A penalized estimation method for interval-censored data based on the adaptive-ridge procedure

Nom de l'orateur
Olivier Bouaziz
Etablissement de l'orateur
Université Paris Decartes
Date et heure de l'exposé
Lieu de l'exposé

In this talk we consider the estimation and inference problem of interval censored data. These types of data arise when patients are followed-up at different visits and the exact occurence of the event of interest is unknown. Instead, one only knows that the event has occurred between two time visits. These data also encompass left-censored observations (when the event has occurred before the first visit) and right-censored data (when the event has not yet occurred after the last follow-up time). We study the nonparametric and regression settings by specifying a piecewise constant function for the hazard rate. Treating the true event times of interest as unobserved data, the EM algorithm is implemented. In order to determine the number and locations of the cuts of the hazard function, a L0 penalized likelihood method is used, such that a large grid of cuts is initially implemented and the penalization technique forces two similar adjacent values to be equal. Statistical inference of the model parameters are derived from likelihood theory. The method is illustrated on a dental dataset where 322 patients with 400 avulsed and replanted permanent teeth were followed-up prospectively in the period from 1965 to 1988 at the university hospital in Copenhagen, Denmark. The following replantation procedure was used: the avulsed tooth was placed in saline as soon as the patient was received at the emergency ward. If the tooth was obviously contaminated, it was cleansed with gauze soaked in saline or rinsed with a flow of saline from a syringe. The tooth was replanted in its socket by digital pressure. The patients were then examined at regular visits to the dentist.
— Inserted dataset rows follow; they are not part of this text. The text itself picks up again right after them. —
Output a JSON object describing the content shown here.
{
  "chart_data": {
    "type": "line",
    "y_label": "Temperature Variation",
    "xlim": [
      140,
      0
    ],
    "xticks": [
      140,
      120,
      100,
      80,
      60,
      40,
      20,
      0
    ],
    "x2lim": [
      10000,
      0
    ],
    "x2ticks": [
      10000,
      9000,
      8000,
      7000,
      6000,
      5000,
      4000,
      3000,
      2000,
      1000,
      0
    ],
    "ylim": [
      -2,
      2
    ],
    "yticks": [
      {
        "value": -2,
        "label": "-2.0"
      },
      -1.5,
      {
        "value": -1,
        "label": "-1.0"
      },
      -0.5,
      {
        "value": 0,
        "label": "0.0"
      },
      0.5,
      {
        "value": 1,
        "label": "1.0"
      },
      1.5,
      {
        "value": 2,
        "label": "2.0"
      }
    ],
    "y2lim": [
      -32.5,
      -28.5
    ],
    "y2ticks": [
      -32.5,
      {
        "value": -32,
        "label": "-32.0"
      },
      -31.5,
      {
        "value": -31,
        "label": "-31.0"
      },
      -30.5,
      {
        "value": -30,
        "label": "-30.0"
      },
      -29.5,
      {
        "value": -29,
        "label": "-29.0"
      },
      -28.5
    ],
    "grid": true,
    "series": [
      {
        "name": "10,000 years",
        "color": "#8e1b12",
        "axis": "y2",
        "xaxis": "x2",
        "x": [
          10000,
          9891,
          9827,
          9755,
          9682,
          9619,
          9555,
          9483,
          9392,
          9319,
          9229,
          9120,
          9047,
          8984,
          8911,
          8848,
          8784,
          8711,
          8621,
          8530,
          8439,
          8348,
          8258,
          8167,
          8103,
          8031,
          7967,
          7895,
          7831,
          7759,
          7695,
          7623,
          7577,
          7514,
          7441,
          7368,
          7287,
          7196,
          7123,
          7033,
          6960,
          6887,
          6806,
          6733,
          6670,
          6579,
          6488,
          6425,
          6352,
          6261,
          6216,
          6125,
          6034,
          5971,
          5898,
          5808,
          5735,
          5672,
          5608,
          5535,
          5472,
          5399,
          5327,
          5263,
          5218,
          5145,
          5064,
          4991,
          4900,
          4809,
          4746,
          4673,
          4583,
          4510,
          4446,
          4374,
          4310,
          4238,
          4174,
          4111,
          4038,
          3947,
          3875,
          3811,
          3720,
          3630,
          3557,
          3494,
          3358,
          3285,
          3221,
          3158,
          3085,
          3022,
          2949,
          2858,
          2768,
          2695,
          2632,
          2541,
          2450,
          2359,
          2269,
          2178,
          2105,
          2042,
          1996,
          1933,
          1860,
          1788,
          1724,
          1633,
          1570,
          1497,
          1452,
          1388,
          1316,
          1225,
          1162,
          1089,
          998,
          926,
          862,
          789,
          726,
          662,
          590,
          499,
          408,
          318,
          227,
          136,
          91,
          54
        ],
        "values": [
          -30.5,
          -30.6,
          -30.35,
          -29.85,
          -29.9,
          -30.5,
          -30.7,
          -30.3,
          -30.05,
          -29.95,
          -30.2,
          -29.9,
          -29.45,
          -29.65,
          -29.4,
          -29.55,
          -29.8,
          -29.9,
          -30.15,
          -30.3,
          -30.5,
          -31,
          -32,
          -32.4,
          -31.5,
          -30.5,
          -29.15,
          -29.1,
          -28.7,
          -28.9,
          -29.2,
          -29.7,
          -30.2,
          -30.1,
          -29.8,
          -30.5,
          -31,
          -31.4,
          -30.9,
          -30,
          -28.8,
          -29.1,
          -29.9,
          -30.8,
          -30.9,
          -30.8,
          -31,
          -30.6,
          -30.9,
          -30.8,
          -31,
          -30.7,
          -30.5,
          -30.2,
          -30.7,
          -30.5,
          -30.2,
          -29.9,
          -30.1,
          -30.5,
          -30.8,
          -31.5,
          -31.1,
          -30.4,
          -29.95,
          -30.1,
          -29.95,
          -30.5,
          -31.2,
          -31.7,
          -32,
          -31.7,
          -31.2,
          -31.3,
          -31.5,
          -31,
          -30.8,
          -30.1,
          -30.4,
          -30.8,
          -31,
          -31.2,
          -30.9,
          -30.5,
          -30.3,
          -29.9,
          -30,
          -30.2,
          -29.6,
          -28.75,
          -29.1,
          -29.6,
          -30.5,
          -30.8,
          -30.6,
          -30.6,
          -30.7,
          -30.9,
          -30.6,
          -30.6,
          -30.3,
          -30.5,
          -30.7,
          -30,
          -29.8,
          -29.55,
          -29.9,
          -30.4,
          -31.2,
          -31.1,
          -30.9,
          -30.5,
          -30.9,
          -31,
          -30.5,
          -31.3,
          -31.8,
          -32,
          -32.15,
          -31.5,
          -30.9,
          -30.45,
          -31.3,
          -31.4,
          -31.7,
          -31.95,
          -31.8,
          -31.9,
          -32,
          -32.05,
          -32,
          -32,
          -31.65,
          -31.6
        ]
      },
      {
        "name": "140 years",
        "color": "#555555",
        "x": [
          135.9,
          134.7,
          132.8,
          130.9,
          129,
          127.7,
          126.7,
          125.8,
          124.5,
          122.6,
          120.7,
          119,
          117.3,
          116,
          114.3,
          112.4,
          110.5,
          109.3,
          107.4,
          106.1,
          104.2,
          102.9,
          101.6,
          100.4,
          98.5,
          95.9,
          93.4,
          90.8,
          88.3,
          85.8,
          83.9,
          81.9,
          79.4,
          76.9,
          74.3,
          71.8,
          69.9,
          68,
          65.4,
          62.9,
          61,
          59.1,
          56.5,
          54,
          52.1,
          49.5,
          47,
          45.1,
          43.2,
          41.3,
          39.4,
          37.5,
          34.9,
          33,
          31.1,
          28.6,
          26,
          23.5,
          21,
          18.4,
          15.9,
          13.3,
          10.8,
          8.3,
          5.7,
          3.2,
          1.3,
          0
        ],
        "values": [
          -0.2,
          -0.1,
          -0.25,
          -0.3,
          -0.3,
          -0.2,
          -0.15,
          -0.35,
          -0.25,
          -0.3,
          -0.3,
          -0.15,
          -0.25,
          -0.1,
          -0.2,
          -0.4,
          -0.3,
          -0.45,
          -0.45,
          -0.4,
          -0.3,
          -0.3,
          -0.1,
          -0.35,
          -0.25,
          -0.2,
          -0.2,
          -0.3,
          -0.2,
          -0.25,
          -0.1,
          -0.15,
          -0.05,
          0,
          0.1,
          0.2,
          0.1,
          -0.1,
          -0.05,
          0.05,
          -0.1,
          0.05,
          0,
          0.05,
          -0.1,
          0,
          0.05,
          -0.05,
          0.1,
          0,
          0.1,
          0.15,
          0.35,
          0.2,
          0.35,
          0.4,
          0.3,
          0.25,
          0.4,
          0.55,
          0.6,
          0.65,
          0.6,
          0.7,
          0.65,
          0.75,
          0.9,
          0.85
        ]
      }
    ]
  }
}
In this study, we focused on a complication called ankylosis such that the variable of interest is the time from replantation of the tooth to ankylosis. 28% of the data were left censored, 35.75% were interval censored and 36.25% were right censored. A Cox model was implemented on this dataset and showed that the stage of root formation (mature or immature tooth) and the length of extra-alveolar storage time were significantly associated with the risk of experiencing ankylosis.

This is a joint work with Grégory Nuel (DR CNRS, LPSM, Paris 6) and Eva Lauridsen (Department of Pediatric Dentistry and Clinical Genetics, School of Dentistry, University of Copenhagen).